Mikerosoft – Oups la boulette chez Microsoft

Par : Korben

Imaginez le bazar si quelqu’un ajoutait par erreur tous les Jean-Michel de votre entreprise dans une conversation de groupe ! C’est un peu ce qui est arrivé chez Microsoft cette semaine. De nombreux employés prénommés Mike ou Michael ont eu la surprise de se retrouver sans le vouloir dans une boucle d’échanges par mail.

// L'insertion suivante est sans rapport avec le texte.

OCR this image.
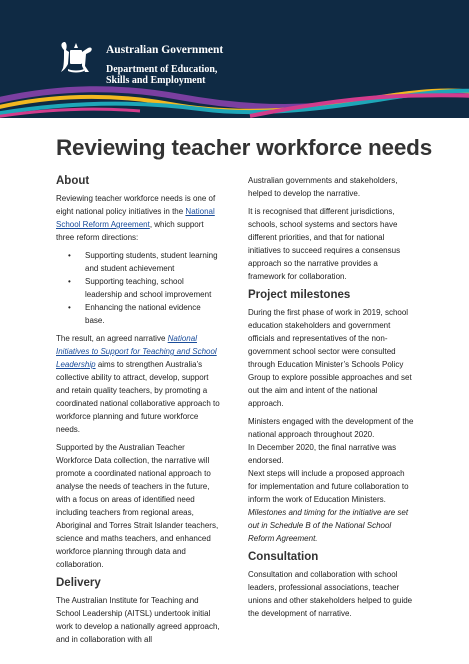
Australian Government
Department of Education,
Skills and Employment
Reviewing teacher workforce needs
About

Reviewing teacher workforce needs is one of eight national policy initiatives in the National School Reform Agreement, which support three reform directions:

• Supporting students, student learning and student achievement
• Supporting teaching, school leadership and school improvement
• Enhancing the national evidence base.

The result, an agreed narrative National Initiatives to Support for Teaching and School Leadership aims to strengthen Australia’s collective ability to attract, develop, support and retain quality teachers, by promoting a coordinated national collaborative approach to workforce planning and future workforce needs.

Supported by the Australian Teacher Workforce Data collection, the narrative will promote a coordinated national approach to analyse the needs of teachers in the future, with a focus on areas of identified need including teachers from regional areas, Aboriginal and Torres Strait Islander teachers, science and maths teachers, and enhanced workforce planning through data and collaboration.

Delivery

The Australian Institute for Teaching and School Leadership (AITSL) undertook initial work to develop a nationally agreed approach, and in collaboration with all

Australian governments and stakeholders, helped to develop the narrative.

It is recognised that different jurisdictions, schools, school systems and sectors have different priorities, and that for national initiatives to succeed requires a consensus approach so the narrative provides a framework for collaboration.

Project milestones

During the first phase of work in 2019, school education stakeholders and government officials and representatives of the non-government school sector were consulted through Education Minister’s Schools Policy Group to explore possible approaches and set out the aim and intent of the national approach.

Ministers engaged with the development of the national approach throughout 2020.
In December 2020, the final narrative was endorsed.
Next steps will include a proposed approach for implementation and future collaboration to inform the work of Education Ministers.
Milestones and timing for the initiative are set out in Schedule B of the National School Reform Agreement.

Consultation

Consultation and collaboration with school leaders, professional associations, teacher unions and other stakeholders helped to guide the development of narrative.
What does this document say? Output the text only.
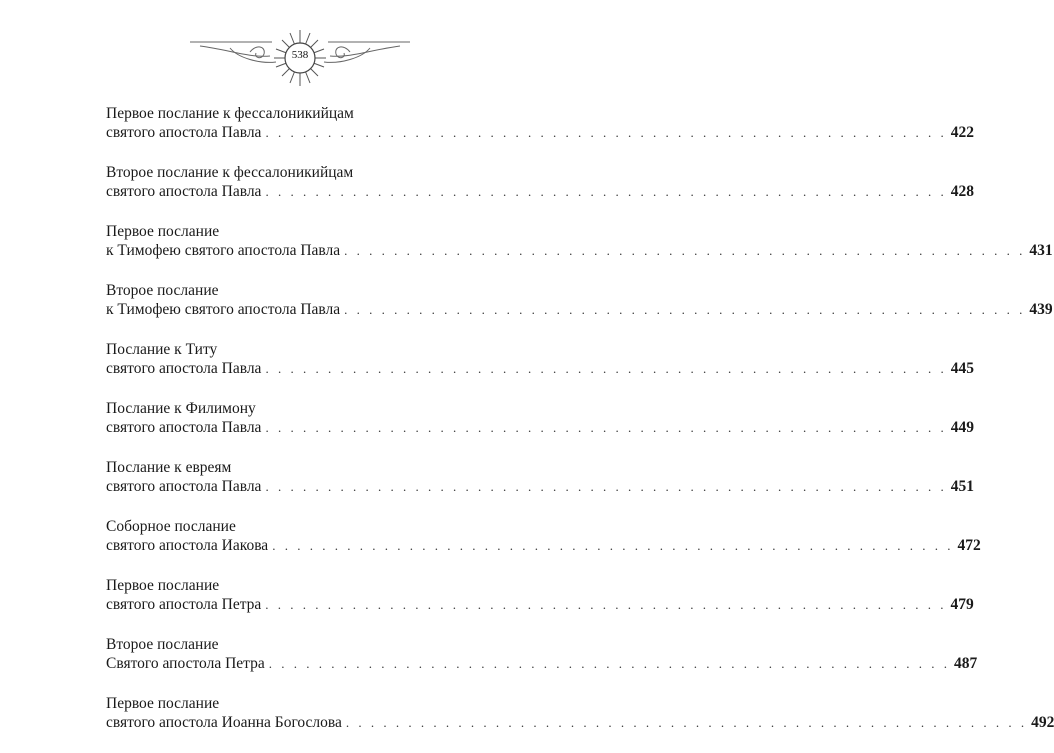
538
Первое послание к фессалоникийцам
святого апостола Павла . . . . . . . . . . . . . . . . . . . . . . . . . . . . . . . . . . . . . . . . . . . . . . . . . . . . . . . 422
Второе послание к фессалоникийцам
святого апостола Павла . . . . . . . . . . . . . . . . . . . . . . . . . . . . . . . . . . . . . . . . . . . . . . . . . . . . . . . 428
Первое послание
к Тимофею святого апостола Павла . . . . . . . . . . . . . . . . . . . . . . . . . . . . . . . . . . . . . . . . . . . . . . . . . . . . . . . 431
Второе послание
к Тимофею святого апостола Павла . . . . . . . . . . . . . . . . . . . . . . . . . . . . . . . . . . . . . . . . . . . . . . . . . . . . . . . 439
Послание к Титу
святого апостола Павла . . . . . . . . . . . . . . . . . . . . . . . . . . . . . . . . . . . . . . . . . . . . . . . . . . . . . . . 445
Послание к Филимону
святого апостола Павла . . . . . . . . . . . . . . . . . . . . . . . . . . . . . . . . . . . . . . . . . . . . . . . . . . . . . . . 449
Послание к евреям
святого апостола Павла . . . . . . . . . . . . . . . . . . . . . . . . . . . . . . . . . . . . . . . . . . . . . . . . . . . . . . . 451
Соборное послание
святого апостола Иакова . . . . . . . . . . . . . . . . . . . . . . . . . . . . . . . . . . . . . . . . . . . . . . . . . . . . . . . 472
Первое послание
святого апостола Петра . . . . . . . . . . . . . . . . . . . . . . . . . . . . . . . . . . . . . . . . . . . . . . . . . . . . . . . 479
Второе послание
Святого апостола Петра . . . . . . . . . . . . . . . . . . . . . . . . . . . . . . . . . . . . . . . . . . . . . . . . . . . . . . . 487
Первое послание
святого апостола Иоанна Богослова . . . . . . . . . . . . . . . . . . . . . . . . . . . . . . . . . . . . . . . . . . . . . . . . . . . . . . . 492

Michael Schechter, le VP de Bing, raconte s’être réveillé avec une quantité inhabituelle d’emails non lus. Sur le coup, il a cru à un gros plantage en prod pendant la nuit, mais non, en fait c’est juste une personne qui s’est amusée à créer un groupe avec beaucoup de gens qui s’appellent Mike ou Michael chez Microsoft. Et pas de bol pour eux, ils sont nombreux !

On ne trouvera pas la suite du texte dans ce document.